Pas de parole à l’autoédition à Paris Livre. Et pourtant l’édition puise d’immenses succès dans l’autoédition, de quoi se redéployer. Alors ?

Augustin Trapenard au grand journal sur Canal + fustige l'auto édition et critique sa présence à Livre Paris. Effet de manche de journaliste qui « survole » les sujets. Il n’en fallait pas plus pour « réveiller » Amélie Antoine, Prix Amazon de l’auteur auto-édité qui prend avec élégance sa plus belle arme : la plume.
Trapenard-Amélie Antoine : débat houleux autour de l'auto-éditionTrapenard-Amélie Antoine : débat houleux autour de l'auto-édition

Augustin Trapenard (http://bit.ly/1SYZLSr) justifie les raisons pour lesquelles il n' est pas allé à Paris livre, l'autoédition est au centre du débat :

"...l’autoédition de plus en plus présente. Pour moi, c’est une trahison, c’est une catastrophe. Vous allez dire que je suis réac, mais le livre, c’est aussi plein de métiers : le métier de l’éditeur, de traducteur, de correcteur, de librairie aussi. Autant de métiers qui sont menacés par l’autoédition, et je pense que le rôle du salon, c’est de défendre les métiers du livre. "

 

Cher monsieur Trapenard,

Comme je suis déçue par vos paroles, moi qui suis régulièrement vos chroniques littéraires et qui apprécie sincèrement votre façon de parler des livres que vous avez aimés. Comme je suis déçue par vos préjugés sur l’autoédition, assénés sans la moindre argumentation auprès de vos téléspectateurs…
L’autoédition serait une « trahison », parce qu’elle menacerait les métiers du livre ?

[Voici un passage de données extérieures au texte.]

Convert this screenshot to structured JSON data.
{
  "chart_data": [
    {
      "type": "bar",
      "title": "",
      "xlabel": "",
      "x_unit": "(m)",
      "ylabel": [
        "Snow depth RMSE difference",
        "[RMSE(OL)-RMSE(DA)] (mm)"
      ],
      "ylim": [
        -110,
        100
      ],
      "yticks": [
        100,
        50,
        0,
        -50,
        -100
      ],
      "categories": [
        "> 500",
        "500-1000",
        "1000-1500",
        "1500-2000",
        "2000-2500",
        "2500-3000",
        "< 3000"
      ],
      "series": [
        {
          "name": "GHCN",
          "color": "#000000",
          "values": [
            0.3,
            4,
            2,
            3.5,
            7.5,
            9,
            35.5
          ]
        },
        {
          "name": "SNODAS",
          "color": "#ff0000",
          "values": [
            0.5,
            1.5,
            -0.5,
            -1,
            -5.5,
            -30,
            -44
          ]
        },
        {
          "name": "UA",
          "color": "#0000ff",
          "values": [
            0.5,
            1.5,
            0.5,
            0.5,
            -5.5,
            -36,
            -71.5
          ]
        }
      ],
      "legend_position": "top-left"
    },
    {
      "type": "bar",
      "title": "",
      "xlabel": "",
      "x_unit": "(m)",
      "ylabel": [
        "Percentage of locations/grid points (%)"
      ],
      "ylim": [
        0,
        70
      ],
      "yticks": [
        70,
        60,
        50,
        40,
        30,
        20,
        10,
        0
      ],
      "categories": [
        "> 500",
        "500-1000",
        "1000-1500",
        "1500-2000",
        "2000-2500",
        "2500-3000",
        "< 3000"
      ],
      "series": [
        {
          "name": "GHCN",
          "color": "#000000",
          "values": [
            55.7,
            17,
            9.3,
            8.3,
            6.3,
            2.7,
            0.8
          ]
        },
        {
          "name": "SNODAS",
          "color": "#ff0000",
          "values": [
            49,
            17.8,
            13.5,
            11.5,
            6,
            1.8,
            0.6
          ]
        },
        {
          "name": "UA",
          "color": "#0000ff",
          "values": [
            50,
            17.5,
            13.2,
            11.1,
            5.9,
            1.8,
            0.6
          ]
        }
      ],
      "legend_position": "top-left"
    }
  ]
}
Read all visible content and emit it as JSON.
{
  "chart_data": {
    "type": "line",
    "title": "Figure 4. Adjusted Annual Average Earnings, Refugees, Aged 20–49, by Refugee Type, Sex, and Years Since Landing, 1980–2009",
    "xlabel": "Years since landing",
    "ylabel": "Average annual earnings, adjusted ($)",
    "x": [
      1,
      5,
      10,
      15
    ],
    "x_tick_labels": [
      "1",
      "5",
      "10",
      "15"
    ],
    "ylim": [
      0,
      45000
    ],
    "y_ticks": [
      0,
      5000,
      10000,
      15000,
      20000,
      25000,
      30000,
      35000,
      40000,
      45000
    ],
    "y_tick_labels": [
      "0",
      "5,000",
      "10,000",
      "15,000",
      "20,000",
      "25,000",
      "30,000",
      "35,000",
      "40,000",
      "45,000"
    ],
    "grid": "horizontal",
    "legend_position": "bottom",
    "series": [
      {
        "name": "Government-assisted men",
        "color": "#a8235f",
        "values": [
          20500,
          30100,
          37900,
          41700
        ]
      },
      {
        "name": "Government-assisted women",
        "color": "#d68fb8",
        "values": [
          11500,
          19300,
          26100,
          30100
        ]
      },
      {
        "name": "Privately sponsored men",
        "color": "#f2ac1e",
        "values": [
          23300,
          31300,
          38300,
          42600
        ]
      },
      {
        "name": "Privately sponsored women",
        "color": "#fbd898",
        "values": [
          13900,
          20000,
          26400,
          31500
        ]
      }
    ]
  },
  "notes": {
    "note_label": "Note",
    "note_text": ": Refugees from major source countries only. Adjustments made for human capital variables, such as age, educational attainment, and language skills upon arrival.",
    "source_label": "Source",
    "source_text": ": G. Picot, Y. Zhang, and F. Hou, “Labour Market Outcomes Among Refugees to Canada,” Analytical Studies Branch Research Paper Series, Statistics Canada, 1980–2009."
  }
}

Le métier d’éditeur, tout d’abord.

C’est très étonnant, étant donné que les maisons d’édition croulent sous les manuscrits qu’elles n’ont pas le temps (voire l’envie) de parcourir. Étant donné qu’elles viennent elles-mêmes faire leur chasse dans le Top 20 d’Amazon et sur les autres plateformes d’autoédition numérique qui existent sur internet. Elles sont des dizaines, ces maisons, à venir dénicher des textes qui leur plaisent, et qui ont pour eux l’avantage d’avoir déjà réussi à convaincre un lectorat. C’est une évidence que l’autoédition sert l’édition classique (et facilite grandement son travail, soit dit en passant), au contraire de la menacer.

Vous parlez ensuite du métier de traducteur.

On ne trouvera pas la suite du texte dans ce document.